Apache Spark Python - Transformations - Solution - Get Count of Flights:Airport without data

This article walks through a hands-on task to get the total number of flights per airport that do not have entries in airport-codes. It demonstrates an example of an outer join using Spark SQL with the 2008 January air traffic data. The article includes step-by-step instructions and code examples to help you perform the task efficiently.

Joining Airtraffic Data Set with Airport-Codes

We perform a left outer join between the airtraffic data and airport-codes to get flights per airport.

airtraffic.join(airportCodes, airtraffic["Origin"] == airportCodes["IATA"], "left")

Filtering Out Entries with NULL Airport Codes

Filtering out entries where IATA code is NULL to get only the flights that do not have corresponding entries in airport-codes.

filter("IATA IS NULL")

Aggregating Total Flight Counts per Airport

Grouping by “Origin” airport and aggregating the count of flights to get the total number of flights per airport.

groupBy("Origin").agg(count(lit(1)).alias("FlightCount")).orderBy(col("FlightCount").desc())
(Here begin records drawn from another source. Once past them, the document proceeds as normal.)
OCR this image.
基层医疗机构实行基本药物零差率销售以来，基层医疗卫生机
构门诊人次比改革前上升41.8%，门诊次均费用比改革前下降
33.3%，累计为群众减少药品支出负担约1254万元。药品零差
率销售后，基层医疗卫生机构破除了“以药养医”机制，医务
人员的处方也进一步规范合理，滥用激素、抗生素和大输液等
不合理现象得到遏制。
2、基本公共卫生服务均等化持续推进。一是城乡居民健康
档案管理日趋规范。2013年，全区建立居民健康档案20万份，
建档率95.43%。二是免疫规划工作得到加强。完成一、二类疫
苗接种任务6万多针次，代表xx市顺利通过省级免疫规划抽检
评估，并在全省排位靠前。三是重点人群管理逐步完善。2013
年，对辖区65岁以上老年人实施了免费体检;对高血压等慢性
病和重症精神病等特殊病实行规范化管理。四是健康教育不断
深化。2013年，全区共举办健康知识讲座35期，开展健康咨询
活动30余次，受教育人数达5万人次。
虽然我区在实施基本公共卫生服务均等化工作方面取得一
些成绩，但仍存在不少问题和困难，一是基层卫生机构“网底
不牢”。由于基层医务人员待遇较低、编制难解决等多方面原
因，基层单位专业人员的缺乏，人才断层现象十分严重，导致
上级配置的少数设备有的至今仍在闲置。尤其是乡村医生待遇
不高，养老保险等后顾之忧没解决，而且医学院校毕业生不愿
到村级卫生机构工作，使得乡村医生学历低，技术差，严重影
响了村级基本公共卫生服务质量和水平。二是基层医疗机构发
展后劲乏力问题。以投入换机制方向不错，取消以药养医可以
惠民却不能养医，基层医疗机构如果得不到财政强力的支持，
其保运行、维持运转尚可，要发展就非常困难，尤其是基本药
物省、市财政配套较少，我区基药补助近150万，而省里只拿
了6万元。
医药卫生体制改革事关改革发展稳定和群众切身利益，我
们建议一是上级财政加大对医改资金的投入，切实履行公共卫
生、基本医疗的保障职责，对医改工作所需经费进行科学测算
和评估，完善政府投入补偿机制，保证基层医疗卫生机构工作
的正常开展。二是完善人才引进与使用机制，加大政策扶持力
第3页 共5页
Watch the video tutorial here

Hands-On Tasks

  1. Load the 2008 January air traffic data.
  2. Load the airport-codes data.
  3. Perform a left outer join on air traffic data with airport-codes.
  4. Filter out entries with NULL airport codes.
  5. Group by “Origin” airport and aggregate the flight counts.
  6. Display the total number of flights per airport.

Conclusion

In conclusion, this article demonstrated how to get the total number of flights per airport that do not have entries in airport-codes using Spark SQL. It provided step-by-step guidance and code examples for executing the task effectively. Encourage practicing the task to enhance your Spark SQL skills.

Solutions - Problem 6

Get the total number of flights per airport that do not contain entries in airport-codes.

  • This is an example for outer join.

  • We need to get number of flights per airport from the 2008 January airtraffic data which do not have entries in airport-codes.

  • Based on the side of the airtraffic data set, we can say left or right. We will be invoking join using airtraffic and hence we will use left outer join…

  • We will be performing join first and then we will aggregate to get the number of flights from the concerned airports per airport.

  • In this case will get the total number of flights per airport. Let us start spark context for this Notebook so that we can execute the code provided.

You can sign up for our 10 node state of the art cluster/labs to learn Spark SQL using our unique integrated LMS.

from pyspark.sql import SparkSession
import getpass

username = getpass.getuser()

spark = SparkSession. \
    builder. \
    config('spark.ui.port', '0'). \
    config("spark.sql.warehouse.dir", f"/user/{username}/warehouse"). \
    enableHiveSupport(). \
    appName(f'{username} | Python - Joining Data Sets'). \
    master('yarn'). \
    getOrCreate()

If you are going to use CLIs, you can use Spark SQL using one of the 3 approaches.

Using Spark SQL

spark2-sql \
    --master yarn \
    --conf spark.ui.port=0 \
    --conf spark.sql.warehouse.dir=/user/${USER}/warehouse

Using Scala

spark2-shell \
    --master yarn \
    --conf spark.ui.port=0 \
    --conf spark.sql.warehouse.dir=/user/${USER}/warehouse

Using Pyspark

pyspark2 \
    --master yarn \
    --conf spark.ui.port=0 \
    --conf spark.sql.warehouse.dir=/user/${USER}/warehouse
spark.conf.set("spark.sql.shuffle.partitions", "2")
airtrafficPath = "/public/airtraffic_all/airtraffic-part/flightmonth=200801"
airtraffic = spark. \
    read. \
    parquet(airtrafficPath)
airtraffic. \
    select(
        "Year", "Month", "DayOfMonth", 
        "Origin", "Dest", "CRSDepTime"
    ). \
    show()
airtraffic.count()
airportCodesPath = "/public/airtraffic_all/airport-codes"
def getValidAirportCodes(airportCodesPath):
    airportCodes = spark. \
        read. \
        option("sep",

Conclusion

This tutorial demonstrated an efficient method using Spark SQL to determine the total number of flights per airport without entries in the airport-codes dataset. By employing outer joins and aggregation, we processed the January 2008 air traffic data, providing practical insights into data manipulation and analysis using Spark SQL. Practicing these techniques will enhance proficiency in big data processing and analysis.